Car owners with warranty claims got a setback last month when a federal appeals court withdrew a ruling that had struck down a requirement for arbitration. The appellate court said it would now wait for the California Supreme Court to decide on a similar issue. The 9th U.S. Circuit Court of Appeals, which dealt a blow last year to dealers who force arbitration on their customers, said it would issue a replacement opinion only after the higher court makes its ruling.
The 9th Circuit – which covers nine western U.S. states – had sided with a Porsche 911 Turbo owner who claimed that her sales contract requiring her to submit warranty claims to mandatory arbitration violated a federal law. The Magnuson-Moss Warranty Act governs consumer product warranties.
The ruling in September was at odds with those by two other federal appeals courts that upheld similar arbitration clauses.
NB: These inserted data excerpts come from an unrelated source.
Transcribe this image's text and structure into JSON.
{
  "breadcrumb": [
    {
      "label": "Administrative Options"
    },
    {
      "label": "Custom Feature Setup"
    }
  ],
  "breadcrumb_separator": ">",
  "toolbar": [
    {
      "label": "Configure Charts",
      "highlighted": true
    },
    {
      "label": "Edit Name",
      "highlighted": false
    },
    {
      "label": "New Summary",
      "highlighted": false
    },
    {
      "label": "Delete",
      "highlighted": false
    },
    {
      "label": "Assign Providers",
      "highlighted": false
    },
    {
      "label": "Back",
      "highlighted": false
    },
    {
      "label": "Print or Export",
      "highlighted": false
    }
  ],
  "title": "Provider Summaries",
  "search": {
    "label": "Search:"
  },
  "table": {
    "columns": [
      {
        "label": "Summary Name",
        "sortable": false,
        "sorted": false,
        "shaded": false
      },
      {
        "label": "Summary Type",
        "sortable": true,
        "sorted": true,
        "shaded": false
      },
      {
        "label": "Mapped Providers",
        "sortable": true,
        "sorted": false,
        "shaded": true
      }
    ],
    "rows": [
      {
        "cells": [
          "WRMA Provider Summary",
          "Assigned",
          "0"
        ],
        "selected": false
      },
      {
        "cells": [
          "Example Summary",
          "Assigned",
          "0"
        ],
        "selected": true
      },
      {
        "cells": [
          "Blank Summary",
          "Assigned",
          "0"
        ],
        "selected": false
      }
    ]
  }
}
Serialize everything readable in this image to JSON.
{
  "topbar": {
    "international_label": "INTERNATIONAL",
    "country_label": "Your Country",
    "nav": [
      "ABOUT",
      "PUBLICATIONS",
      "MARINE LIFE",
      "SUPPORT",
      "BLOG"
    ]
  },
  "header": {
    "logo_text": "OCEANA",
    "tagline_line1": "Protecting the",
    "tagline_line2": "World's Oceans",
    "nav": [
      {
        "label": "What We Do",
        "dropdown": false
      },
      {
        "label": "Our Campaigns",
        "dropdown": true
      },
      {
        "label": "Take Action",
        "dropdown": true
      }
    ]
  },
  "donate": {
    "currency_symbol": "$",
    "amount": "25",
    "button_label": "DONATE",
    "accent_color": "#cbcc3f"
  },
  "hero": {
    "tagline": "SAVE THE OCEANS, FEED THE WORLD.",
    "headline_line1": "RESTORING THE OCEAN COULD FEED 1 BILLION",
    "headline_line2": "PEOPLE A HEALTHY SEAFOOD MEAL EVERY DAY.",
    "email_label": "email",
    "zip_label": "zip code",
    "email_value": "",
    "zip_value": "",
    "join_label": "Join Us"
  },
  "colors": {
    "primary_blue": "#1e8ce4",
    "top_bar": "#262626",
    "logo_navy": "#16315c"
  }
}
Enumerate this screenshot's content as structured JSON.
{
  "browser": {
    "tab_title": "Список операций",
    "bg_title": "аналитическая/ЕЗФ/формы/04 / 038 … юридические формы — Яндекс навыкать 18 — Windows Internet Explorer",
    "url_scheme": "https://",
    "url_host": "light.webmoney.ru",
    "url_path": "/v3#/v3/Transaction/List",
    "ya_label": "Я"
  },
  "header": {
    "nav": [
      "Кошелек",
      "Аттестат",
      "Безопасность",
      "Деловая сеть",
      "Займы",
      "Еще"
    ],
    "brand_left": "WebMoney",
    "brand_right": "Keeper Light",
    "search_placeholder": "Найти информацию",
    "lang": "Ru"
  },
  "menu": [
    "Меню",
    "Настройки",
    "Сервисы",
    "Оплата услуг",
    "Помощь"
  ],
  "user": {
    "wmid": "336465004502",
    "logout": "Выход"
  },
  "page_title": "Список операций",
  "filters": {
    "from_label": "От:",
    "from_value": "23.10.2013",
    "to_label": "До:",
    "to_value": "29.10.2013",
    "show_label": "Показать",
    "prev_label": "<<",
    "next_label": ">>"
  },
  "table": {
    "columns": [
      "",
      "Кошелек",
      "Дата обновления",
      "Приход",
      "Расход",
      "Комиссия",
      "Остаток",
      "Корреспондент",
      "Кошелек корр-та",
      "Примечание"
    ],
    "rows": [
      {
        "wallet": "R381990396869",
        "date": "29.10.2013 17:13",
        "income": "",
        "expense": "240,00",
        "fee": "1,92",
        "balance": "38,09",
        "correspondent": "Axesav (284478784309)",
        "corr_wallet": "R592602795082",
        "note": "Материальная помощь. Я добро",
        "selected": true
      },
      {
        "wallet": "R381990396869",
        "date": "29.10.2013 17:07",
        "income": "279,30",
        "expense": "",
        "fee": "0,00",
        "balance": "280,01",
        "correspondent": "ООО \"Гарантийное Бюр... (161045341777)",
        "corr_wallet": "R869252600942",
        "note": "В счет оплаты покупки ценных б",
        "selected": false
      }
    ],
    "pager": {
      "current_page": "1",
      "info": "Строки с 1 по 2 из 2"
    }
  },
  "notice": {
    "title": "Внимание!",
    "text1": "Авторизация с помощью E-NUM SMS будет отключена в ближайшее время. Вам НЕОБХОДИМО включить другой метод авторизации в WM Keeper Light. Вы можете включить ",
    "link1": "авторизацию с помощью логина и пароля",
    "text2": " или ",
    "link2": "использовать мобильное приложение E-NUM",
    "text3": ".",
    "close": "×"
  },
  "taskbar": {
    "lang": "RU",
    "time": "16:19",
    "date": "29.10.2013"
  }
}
Supporters of arbitration say the process is a more efficient way to resolve disputes, but it’s become obvious the panels are too business friendly.
In a separate case, a California appellate court had found that a Mercedes-Benz dealer’s mandatory arbitration clause was “unconscionable.” But, the California Supreme Court decided to review that ruling – after the 9th Circuit panel had already ruled in the Porsche case. Porsche and the dealership argued that its mandatory arbitration clause should stand, partly because of a recent U.S. Supreme Court ruling upholding individual arbitration clauses in phone contracts that prohibit class action lawsuits.